2 new Senate Democrats sworn in, narrows GOP's majority
WASHINGTON — The Republican majority in the Senate narrowed to 51-49 on Wednesday as two new Democratic senators were sworn into office, complicating GOP efforts to advance the party's legislative agenda before the 2018 midterm elections.
The current vice president, Mike Pence, administered the oath of office to Doug Jones from Alabama and Tina Smith from Minnesota. Two former vice presidents were there to support the Senate's newest members.
Jones, the first Alabama Democrat elected to the Senate in a quarter century, was escorted to the Senate chamber by former Vice President Joseph Biden, who had headlined Jones' campaign kickoff rally. Jones defeated Republican Roy Moore in a special election rocked by allegations of sexual misconduct against Moore.
Smith, the former lieutenant governor of Minnesota, was appointed to replace Al Franken following the Democrat's resignation over accusations of sexual misconduct. She becomes the 22nd woman currently serving in the Senate, a record.
Former Vice President Walter Mondale, who along with Sen. Amy Klobuchar, D-Minn., escorted Smith into the chamber, recalled that he "went through something like this in the good old days." In 1964, Mondale was appointed to the United States Senate to fill the vacancy created when Hubert Humphrey was elected vice president.

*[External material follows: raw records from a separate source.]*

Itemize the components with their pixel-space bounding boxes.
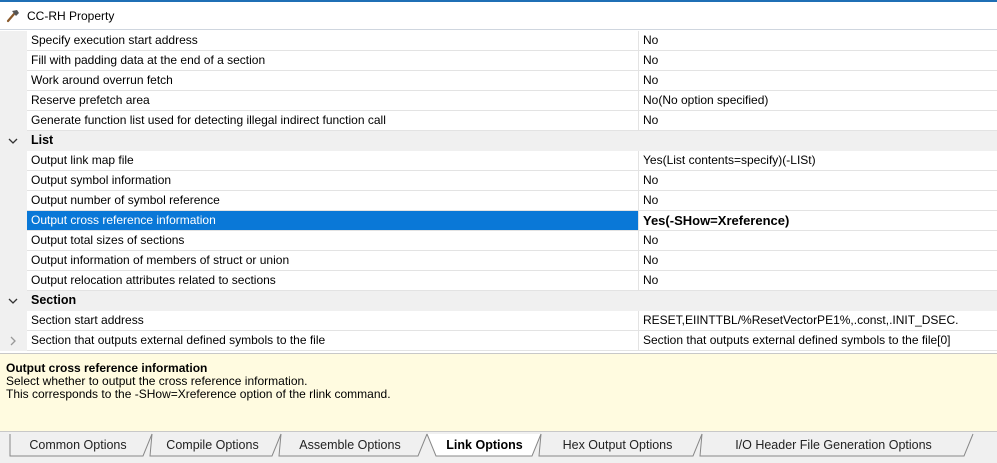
- property-row[interactable]: Output total sizes of sections No: [0, 231, 997, 251]
- property-row[interactable]: Section start address RESET,EIINTTBL/%Re…: [0, 311, 997, 331]
- property-name: Reserve prefetch area: [27, 91, 639, 111]
- property-row[interactable]: Section that outputs external defined sy…: [0, 331, 997, 351]
- category-section[interactable]: Section: [0, 291, 997, 311]
- description-line: This corresponds to the -SHow=Xreference…: [6, 387, 391, 401]
- property-row[interactable]: Reserve prefetch area No(No option speci…: [0, 91, 997, 111]
- hammer-icon: [6, 9, 19, 22]
- property-row-selected[interactable]: Output cross reference information Yes(-…: [0, 211, 997, 231]
- property-value[interactable]: No: [639, 51, 997, 71]
- property-name: Work around overrun fetch: [27, 71, 639, 91]
- property-name: Generate function list used for detectin…: [27, 111, 639, 131]
- chevron-down-icon[interactable]: [7, 135, 19, 147]
- tab-link-options[interactable]: Link Options: [438, 434, 531, 456]
- property-name: Output link map file: [27, 151, 639, 171]
- property-name: Section that outputs external defined sy…: [27, 331, 639, 351]
- property-row[interactable]: Output link map file Yes(List contents=s…: [0, 151, 997, 171]
- property-value[interactable]: Yes(-SHow=Xreference): [639, 211, 997, 231]
- property-name: Output total sizes of sections: [27, 231, 639, 251]
- category-label: List: [31, 133, 54, 147]
- property-name: Section start address: [27, 311, 639, 331]
- property-value[interactable]: No(No option specified): [639, 91, 997, 111]
- property-name: Specify execution start address: [27, 31, 639, 51]
- property-value[interactable]: No: [639, 251, 997, 271]
- chevron-down-icon[interactable]: [7, 295, 19, 307]
- property-name: Output relocation attributes related to …: [27, 271, 639, 291]
- property-row[interactable]: Output number of symbol reference No: [0, 191, 997, 211]
- property-name: Output information of members of struct …: [27, 251, 639, 271]
- description-panel: Output cross reference information Selec…: [0, 353, 997, 431]
- property-value[interactable]: No: [639, 171, 997, 191]
- property-value[interactable]: No: [639, 231, 997, 251]
- category-label: Section: [31, 293, 77, 307]
- property-name: Output number of symbol reference: [27, 191, 639, 211]
- property-value[interactable]: No: [639, 31, 997, 51]
- property-row[interactable]: Fill with padding data at the end of a s…: [0, 51, 997, 71]
- panel-title: CC-RH Property: [27, 8, 115, 23]
- tab-common-options[interactable]: Common Options: [14, 434, 142, 456]
- property-row[interactable]: Output symbol information No: [0, 171, 997, 191]
- tab-hex-output-options[interactable]: Hex Output Options: [544, 434, 691, 456]
- property-value[interactable]: Section that outputs external defined sy…: [639, 331, 997, 351]
- property-row[interactable]: Work around overrun fetch No: [0, 71, 997, 91]
- property-grid: Specify execution start address No Fill …: [0, 31, 997, 352]
- tab-io-header-options[interactable]: I/O Header File Generation Options: [705, 434, 962, 456]
- property-name: Fill with padding data at the end of a s…: [27, 51, 639, 71]
- property-panel-titlebar: CC-RH Property: [0, 0, 997, 30]
- property-value[interactable]: No: [639, 111, 997, 131]
- property-name: Output symbol information: [27, 171, 639, 191]
- property-value[interactable]: No: [639, 191, 997, 211]
- category-list[interactable]: List: [0, 131, 997, 151]
- property-name: Output cross reference information: [27, 211, 639, 231]
- property-value[interactable]: No: [639, 71, 997, 91]
- property-row[interactable]: Generate function list used for detectin…: [0, 111, 997, 131]
- property-value[interactable]: No: [639, 271, 997, 291]
- property-row[interactable]: Specify execution start address No: [0, 31, 997, 51]
- property-row[interactable]: Output information of members of struct …: [0, 251, 997, 271]
- property-value[interactable]: Yes(List contents=specify)(-LISt): [639, 151, 997, 171]
- tab-compile-options[interactable]: Compile Options: [155, 434, 270, 456]
- tab-bar: Common Options Compile Options Assemble …: [0, 431, 997, 463]
- tab-assemble-options[interactable]: Assemble Options: [284, 434, 416, 456]
- property-value[interactable]: RESET,EIINTTBL/%ResetVectorPE1%,.const,.…: [639, 311, 997, 331]
- property-row[interactable]: Output relocation attributes related to …: [0, 271, 997, 291]
- chevron-right-icon[interactable]: [7, 335, 19, 347]
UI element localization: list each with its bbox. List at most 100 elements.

Jones, 63, will represent one of the most conservative states in the nation and is stressing his desire to work with both parties. He will be under pressure to find some areas of agreement with Republicans and has cited the funding of infrastructure improvements as one possible avenue. Democrats voiced hopes that the narrowing of the GOP majority would lead to more bipartisanship in dealing with issues.
"We are moving closer and closer to parity, closer and closer to one another, and I hope closer and closer in solving problems," said Sen. Dick Durbin, D-Ill. "I think that was a message of the Alabama election, among other things. The American people want to see us work together."

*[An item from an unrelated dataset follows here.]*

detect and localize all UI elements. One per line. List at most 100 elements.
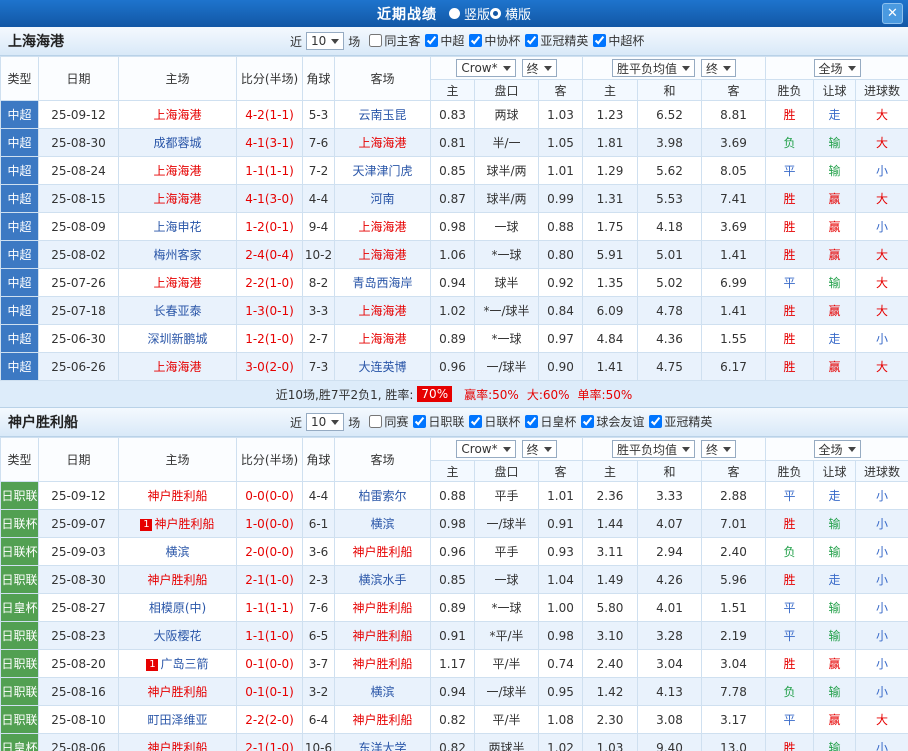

Jones will take the seat once held by Attorney General Jeff Sessions.
Before Sessions, the Senate seat belonged to the man Jones considered his mentor, the late Sen. Howell Heflin. Jones worked for Heflin as a staffer after graduating from law school in 1979. Heflin was the last Democrat to represent Alabama in the U.S. Senate.
During the swearing-in, Jones wore a pair of Heflin's cufflinks. Jones plans to place one of Heflin's cigar boxes in his office.
"To be able to have done the things I've done and end up back here is just a remarkable thing," Jones said in an interview before taking the oath of office. "I am looking forward to getting my feet wet and getting to know my colleagues and jumping into the action."
Jones said he is hopeful that he comes to the Senate with a "little bit of a voice" because of the attention on the Alabama race.
"There are a lot of people who didn't vote for me, and I hope they will keep an open mind because I am going to try to be the best senator I can for the state to try to move the state forward as a whole and not just one particular group or philosophy," he said.
Jones made it clear during the campaign that he was opposed to the GOP's efforts to repeal President Barack Obama's signature health care overhaul, the Affordable Care Act. He said the efforts would drive up costs and lead to the closure of more rural health care facilities in the state. "That is a nonstarter," Jones said.
Smith, 59, served as chief of staff to Minnesota Gov. Mark Dayton before becoming his No. 2 when the previous lieutenant governor declined to seek a second term.
Smith is known largely as a liberal Democrat who has maintained connections to the state's large and politically powerful business community.
Once the senators took the oath of office, they repeated the event at a ceremony with family and friends in the Old Senate Chamber, once the home to the U.S. Senate and later to the U.S. Supreme Court from 1860 to 1935.